Malcolm’s progress seemed unbearably slow to the anxious family and servants. It was a week before he seemed himself, and the fever left him, so that he knew he was home. He kept looking about, in a dazed manner, naming them, and speaking to them as though in a dream.
“Valerie, is that you? I must write to you soon, I have not had the strength to write…”
She would bend over him tenderly. “You are home, dearest Malcolm. Do not fret yourself, having you here is better than any of your dear letters. Do you not feel my hand in yours?” And she would press the weak fumbling hand firmly, and hold his fingers with hers.
Finally he seemed to know he was home and even could sit up for a meal of sops and fruit juices. He fretted over his wounds, and sometimes thought he was back on the Peninsula. “I must start out soon on a mission,” he would say to Ralph, who would go running to Valerie.
Then she would reassure Malcolm all over again that he was home with his family, that others carried on the war.
She scarcely had time to read the gazettes and her letters. The earl kept her informed, and Mr Kenyon kindly read all the war news and told her in detail about the battles, in case Malcolm should ask in his peevish invalid way what was going on. By July he could sit up and was always in his right mind, but became even more difficult to manage, for he was too weak to get out of bed.
Lady Deidre had been informed, of course, by the countess. They were amazed when she wrote, begging to come and “help nurse dear brother Malcolm.”
It was the countess who said, with unusual firmness and resolution of mind, “No, of course she shall not come. We have no time for entertaining. Nor would it be suitable for her to be in his sickroom. I shall write and tell her to wait until autumn.”
Valerie was glad of that. She had enough on her mind, nursing M
alcolm, reading and answering letters from friends. Lady Darlington had written several times, in a gracious manner. Her tart wit and sardonic expressions were a delight to Valerie. Reggie would add a humorous scrawl of his own.
We long to meet you in London. I am assured by Reginald that I shall find you most congenial. He praises your intelligence, your coolness and courage, and also your beauty. Much that men know of it! I have yet to find a man who could find intelligence in a beauty. They are more like to find weakness that they may exploit! London is mad this season, you would be vastly amused by the devilments. I long to meet you, shall you come to London? My best wishes to your dear husband, Malcolm, I wish him well, and that right shortly.
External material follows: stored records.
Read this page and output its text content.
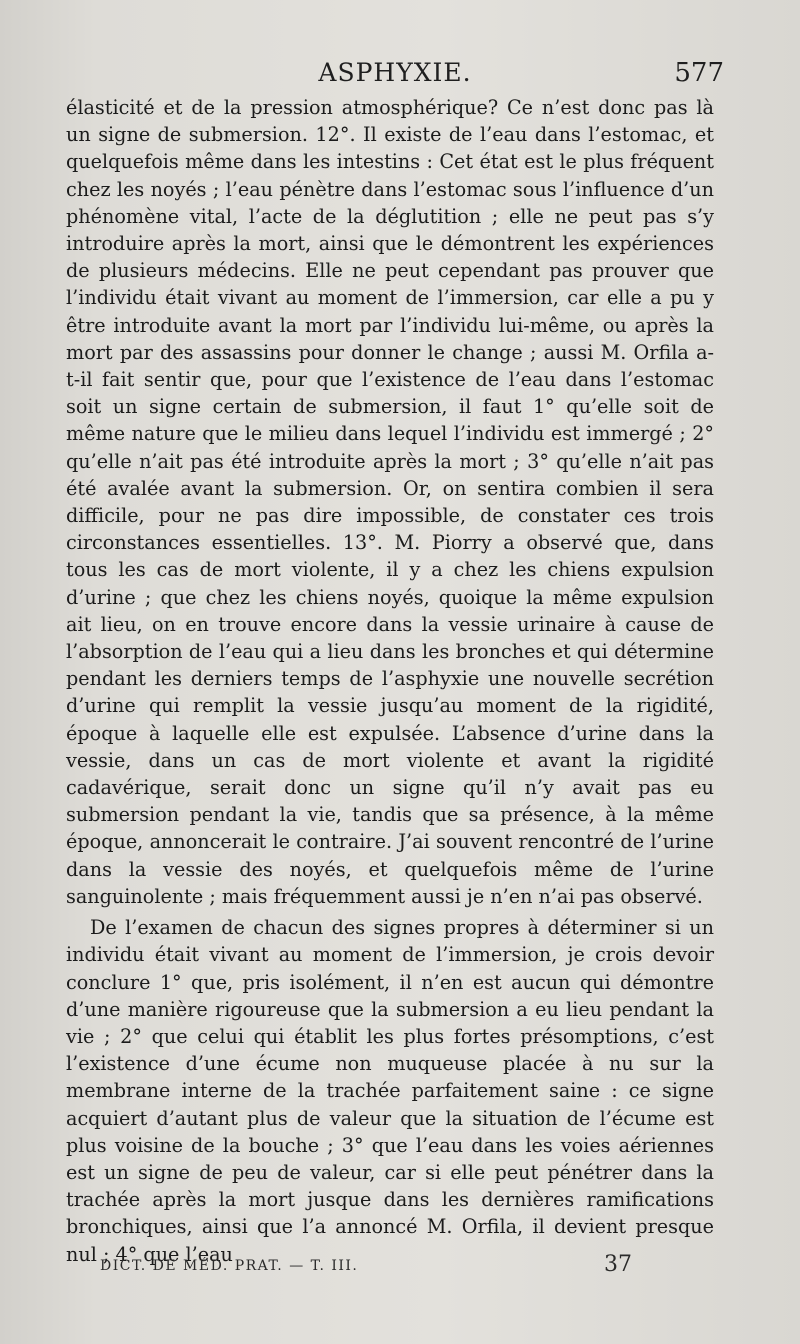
ASPHYXIE.	577

élasticité et de la pression atmosphérique? Ce n’est donc pas là un signe de submersion. 12°. Il existe de l’eau dans l’estomac, et quelquefois même dans les intestins : Cet état est le plus fréquent chez les noyés ; l’eau pénètre dans l’estomac sous l’influence d’un phénomène vital, l’acte de la déglutition ; elle ne peut pas s’y introduire après la mort, ainsi que le démontrent les expériences de plusieurs médecins. Elle ne peut cependant pas prouver que l’individu était vivant au moment de l’immersion, car elle a pu y être introduite avant la mort par l’individu lui-même, ou après la mort par des assassins pour donner le change ; aussi M. Orfila a-t-il fait sentir que, pour que l’existence de l’eau dans l’estomac soit un signe certain de submersion, il faut 1° qu’elle soit de même nature que le milieu dans lequel l’individu est immergé ; 2° qu’elle n’ait pas été introduite après la mort ; 3° qu’elle n’ait pas été avalée avant la submersion. Or, on sentira combien il sera difficile, pour ne pas dire impossible, de constater ces trois circonstances essentielles. 13°. M. Piorry a observé que, dans tous les cas de mort violente, il y a chez les chiens expulsion d’urine ; que chez les chiens noyés, quoique la même expulsion ait lieu, on en trouve encore dans la vessie urinaire à cause de l’absorption de l’eau qui a lieu dans les bronches et qui détermine pendant les derniers temps de l’asphyxie une nouvelle secrétion d’urine qui remplit la vessie jusqu’au moment de la rigidité, époque à laquelle elle est expulsée. L’absence d’urine dans la vessie, dans un cas de mort violente et avant la rigidité cadavérique, serait donc un signe qu’il n’y avait pas eu submersion pendant la vie, tandis que sa présence, à la même époque, annoncerait le contraire. J’ai souvent rencontré de l’urine dans la vessie des noyés, et quelquefois même de l’urine sanguinolente ; mais fréquemment aussi je n’en n’ai pas observé.

De l’examen de chacun des signes propres à déterminer si un individu était vivant au moment de l’immersion, je crois devoir conclure 1° que, pris isolément, il n’en est aucun qui démontre d’une manière rigoureuse que la submersion a eu lieu pendant la vie ; 2° que celui qui établit les plus fortes présomptions, c’est l’existence d’une écume non muqueuse placée à nu sur la membrane interne de la trachée parfaitement saine : ce signe acquiert d’autant plus de valeur que la situation de l’écume est plus voisine de la bouche ; 3° que l’eau dans les voies aériennes est un signe de peu de valeur, car si elle peut pénétrer dans la trachée après la mort jusque dans les dernières ramifications bronchiques, ainsi que l’a annoncé M. Orfila, il devient presque nul ; 4° que l’eau

DICT. DE MÉD. PRAT. — T. III.	37
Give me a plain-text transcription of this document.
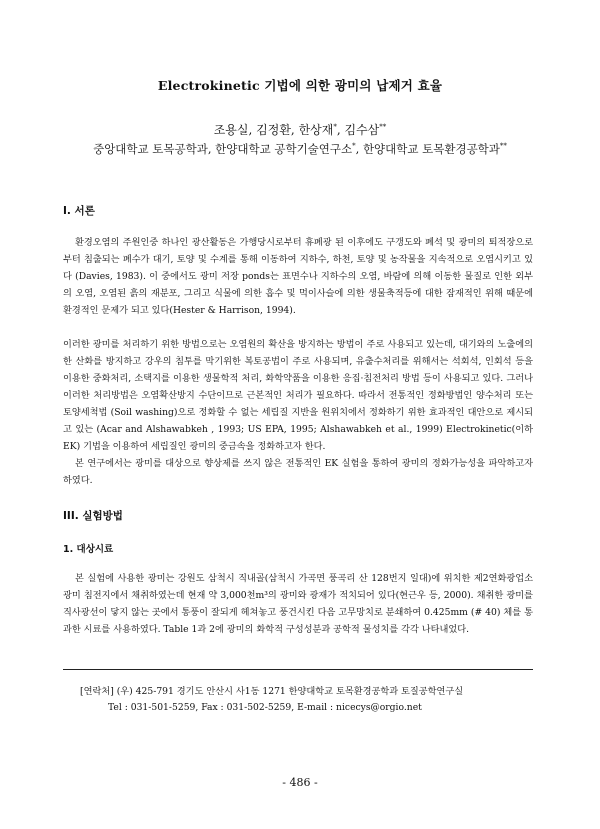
Electrokinetic 기법에 의한 광미의 납제거 효율
조용실, 김정환, 한상재*, 김수삼**
중앙대학교 토목공학과, 한양대학교 공학기술연구소*, 한양대학교 토목환경공학과**
I. 서론

환경오염의 주원인중 하나인 광산활동은 가행당시로부터 휴폐광 된 이후에도 구갱도와 폐석 및 광미의 퇴적장으로부터 침출되는 폐수가 대기, 토양 및 수계를 통해 이동하여 지하수, 하천, 토양 및 농작물을 지속적으로 오염시키고 있다 (Davies, 1983). 이 중에서도 광미 저장 ponds는 표면수나 지하수의 오염, 바람에 의해 이동한 물질로 인한 외부의 오염, 오염된 흙의 재분포, 그리고 식물에 의한 흡수 및 먹이사슬에 의한 생물축적등에 대한 잠재적인 위해 때문에 환경적인 문제가 되고 있다(Hester & Harrison, 1994).

이러한 광미를 처리하기 위한 방법으로는 오염원의 확산을 방지하는 방법이 주로 사용되고 있는데, 대기와의 노출에의한 산화를 방지하고 강우의 침투를 막기위한 복토공법이 주로 사용되며, 유출수처리를 위해서는 석회석, 인회석 등을 이용한 중화처리, 소택지를 이용한 생물학적 처리, 화학약품을 이용한 응집·침전처리 방법 등이 사용되고 있다. 그러나 이러한 처리방법은 오염확산방지 수단이므로 근본적인 처리가 필요하다. 따라서 전통적인 정화방법인 양수처리 또는 토양세척법 (Soil washing)으로 정화할 수 없는 세립질 지반을 원위치에서 정화하기 위한 효과적인 대안으로 제시되고 있는 (Acar and Alshawabkeh , 1993; US EPA, 1995; Alshawabkeh et al., 1999) Electrokinetic(이하 EK) 기법을 이용하여 세립질인 광미의 중금속을 정화하고자 한다.

본 연구에서는 광미를 대상으로 향상제를 쓰지 않은 전통적인 EK 실험을 통하여 광미의 정화가능성을 파악하고자 하였다.

III. 실험방법
1. 대상시료

본 실험에 사용한 광미는 강원도 삼척시 직내골(삼척시 가곡면 풍곡리 산 128번지 일대)에 위치한 제2연화광업소 광미 침전지에서 채취하였는데 현재 약 3,000천m³의 광미와 광재가 적치되어 있다(현근우 등, 2000). 채취한 광미를 직사광선이 닿지 않는 곳에서 통풍이 잘되게 헤쳐놓고 풍건시킨 다음 고무망치로 분쇄하여 0.425mm (# 40) 체를 통과한 시료를 사용하였다. Table 1과 2에 광미의 화학적 구성성분과 공학적 물성치를 각각 나타내었다.

[연락처] (우) 425-791 경기도 안산시 사1동 1271 한양대학교 토목환경공학과 토질공학연구실
Tel : 031-501-5259, Fax : 031-502-5259, E-mail : nicecys@orgio.net
- 486 -
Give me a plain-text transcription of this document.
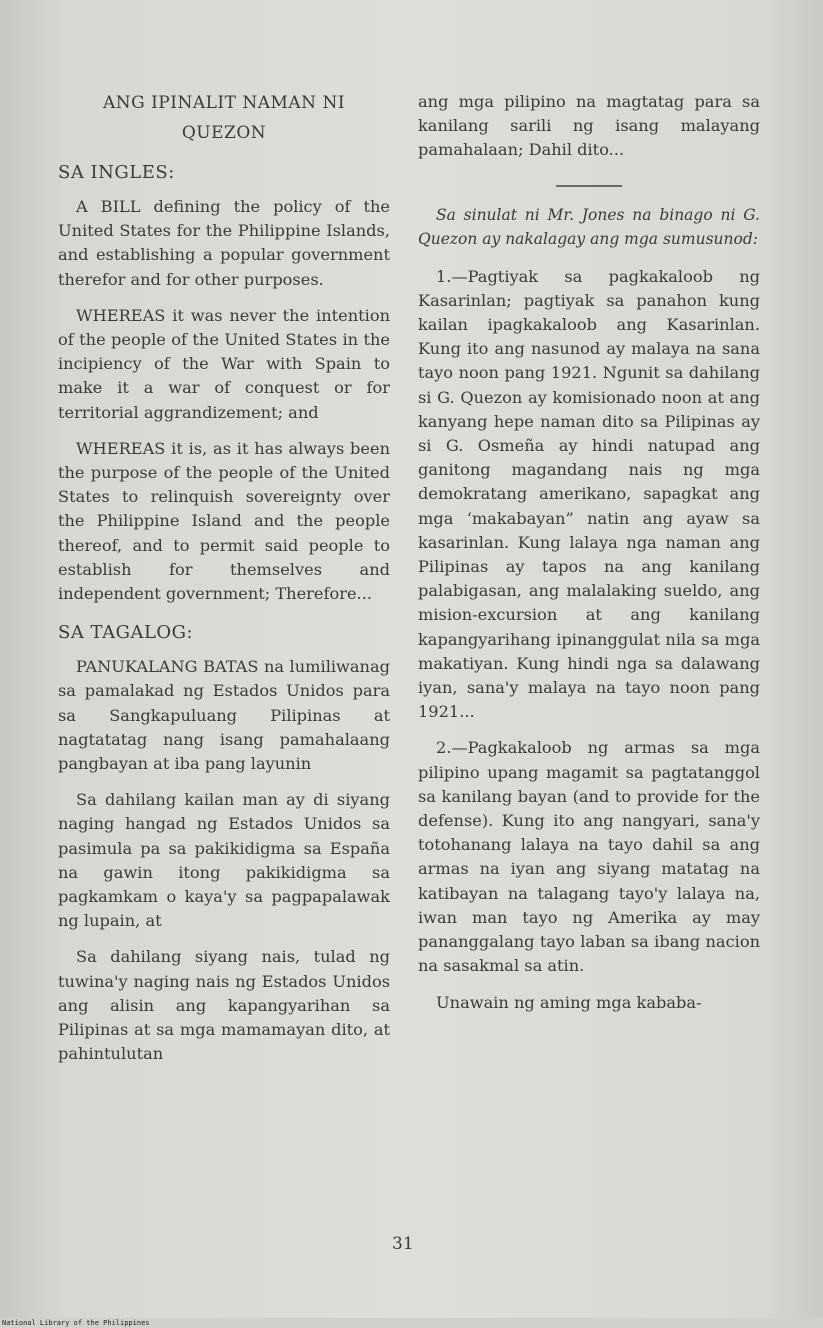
ANG IPINALIT NAMAN NI

QUEZON

SA INGLES:

A BILL defining the policy of the United States for the Philippine Islands, and establishing a popular government therefor and for other purposes.

WHEREAS it was never the intention of the people of the United States in the incipiency of the War with Spain to make it a war of conquest or for territorial aggrandizement; and

WHEREAS it is, as it has always been the purpose of the people of the United States to relinquish sovereignty over the Philippine Island and the people thereof, and to permit said people to establish for themselves and independent government; Therefore...

SA TAGALOG:

PANUKALANG BATAS na lumiliwanag sa pamalakad ng Estados Unidos para sa Sangkapuluang Pilipinas at nagtatatag nang isang pamahalaang pangbayan at iba pang layunin

Sa dahilang kailan man ay di siyang naging hangad ng Estados Unidos sa pasimula pa sa pakikidigma sa España na gawin itong pakikidigma sa pagkamkam o kaya'y sa pagpapalawak ng lupain, at

Sa dahilang siyang nais, tulad ng tuwina'y naging nais ng Estados Unidos ang alisin ang kapangyarihan sa Pilipinas at sa mga mamamayan dito, at pahintulutan

ang mga pilipino na magtatag para sa kanilang sarili ng isang malayang pamahalaan; Dahil dito...

Sa sinulat ni Mr. Jones na binago ni G. Quezon ay nakalagay ang mga sumusunod:

1.—Pagtiyak sa pagkakaloob ng Kasarinlan; pagtiyak sa panahon kung kailan ipagkakaloob ang Kasarinlan. Kung ito ang nasunod ay malaya na sana tayo noon pang 1921. Ngunit sa dahilang si G. Quezon ay komisionado noon at ang kanyang hepe naman dito sa Pilipinas ay si G. Osmeña ay hindi natupad ang ganitong magandang nais ng mga demokratang amerikano, sapagkat ang mga ‘makabayan” natin ang ayaw sa kasarinlan. Kung lalaya nga naman ang Pilipinas ay tapos na ang kanilang palabigasan, ang malalaking sueldo, ang mision-excursion at ang kanilang kapangyarihang ipinanggulat nila sa mga makatiyan. Kung hindi nga sa dalawang iyan, sana'y malaya na tayo noon pang 1921...

2.—Pagkakaloob ng armas sa mga pilipino upang magamit sa pagtatanggol sa kanilang bayan (and to provide for the defense). Kung ito ang nangyari, sana'y totohanang lalaya na tayo dahil sa ang armas na iyan ang siyang matatag na katibayan na talagang tayo'y lalaya na, iwan man tayo ng Amerika ay may pananggalang tayo laban sa ibang nacion na sasakmal sa atin.

Unawain ng aming mga kababa-

31
National Library of the Philippines
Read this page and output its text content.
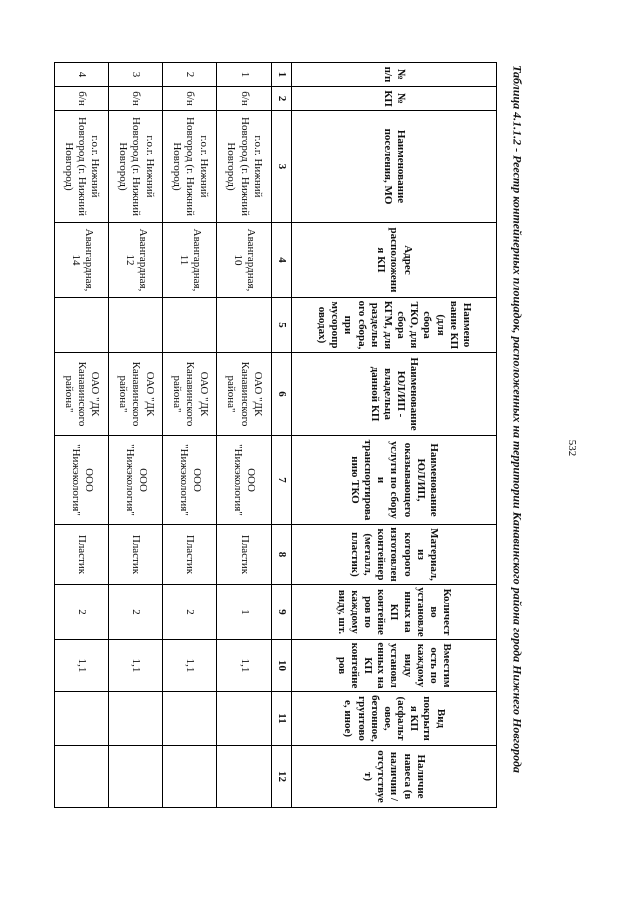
532
Таблица 4.1.1.2 - Реестр контейнерных площадок, расположенных на территории Канавинского района города Нижнего Новгорода
№ п/п	№ КП	Наименование поселения, МО	Адрес расположения КП	Наименование КП (для сбора ТКО, для сбора КГМ, для раздельного сбора, при мусоропроводах)	Наименование ЮЛ/ИП - владельца данной КП	Наименование ЮЛ/ИП, оказывающего услуги по сбору и транспортированию ТКО	Материал, из которого изготовлен контейнер (металл, пластик)	Количество установленных на КП контейнеров по каждому виду, шт.	Вместимость по каждому виду установленных на КП контейнеров	Вид покрытия КП (асфальтовое, бетонное, грунтовое, иное)	Наличие навеса (в наличии / отсутствует)
1	2	3	4	5	6	7	8	9	10	11	12
1	б/н	г.о.г. Нижний Новгород (г. Нижний Новгород)	Авангардная, 10		ОАО "ДК Канавинского района"	ООО "Нижэкология"	Пластик	1	1,1		
2	б/н	г.о.г. Нижний Новгород (г. Нижний Новгород)	Авангардная, 11		ОАО "ДК Канавинского района"	ООО "Нижэкология"	Пластик	2	1,1		
3	б/н	г.о.г. Нижний Новгород (г. Нижний Новгород)	Авангардная, 12		ОАО "ДК Канавинского района"	ООО "Нижэкология"	Пластик	2	1,1		
4	б/н	г.о.г. Нижний Новгород (г. Нижний Новгород)	Авангардная, 14		ОАО "ДК Канавинского района"	ООО "Нижэкология"	Пластик	2	1,1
During the night hours when Valerie stayed up with Malcolm, she kept herself awake by writing. She wrote letters to Mrs Fitzhugh, who continued to correspond. She informed Valerie of the family, how they longed to see her again, the new governess, who was proper and wise, but not their dear Valerie.
She wrote to Lady Darlington, who wrote back witty letters and also sent the newest books from the publishers and advised her in her reading. Lady Darlington had troubled herself to find the articles and stories that Valerie had written, and wrote to praise, suggest and criticize with much acuity of vision.
“What do you write all the time?” Malcolm asked feebly one night, as the candle burned low on the small desk near his bed.
Valerie started and looked around, then came to him. She bent and pressed her hand to his forehead. It was cool, no more fever in him, and she smiled with pleasure and relief.
“Letters, articles,” she said, in answer. “How do you feel? Shall you have a drink of water?”
He nodded and struggled to sit up. She reproved him gently, poured out the water, and slid her hand under his head to lift him slightly. He drank slowly, then lay back, watching her contentedly.
“You are not … getting … sleep,” he said, in the weak tones that seemed but a frail echo of his former hearty voice.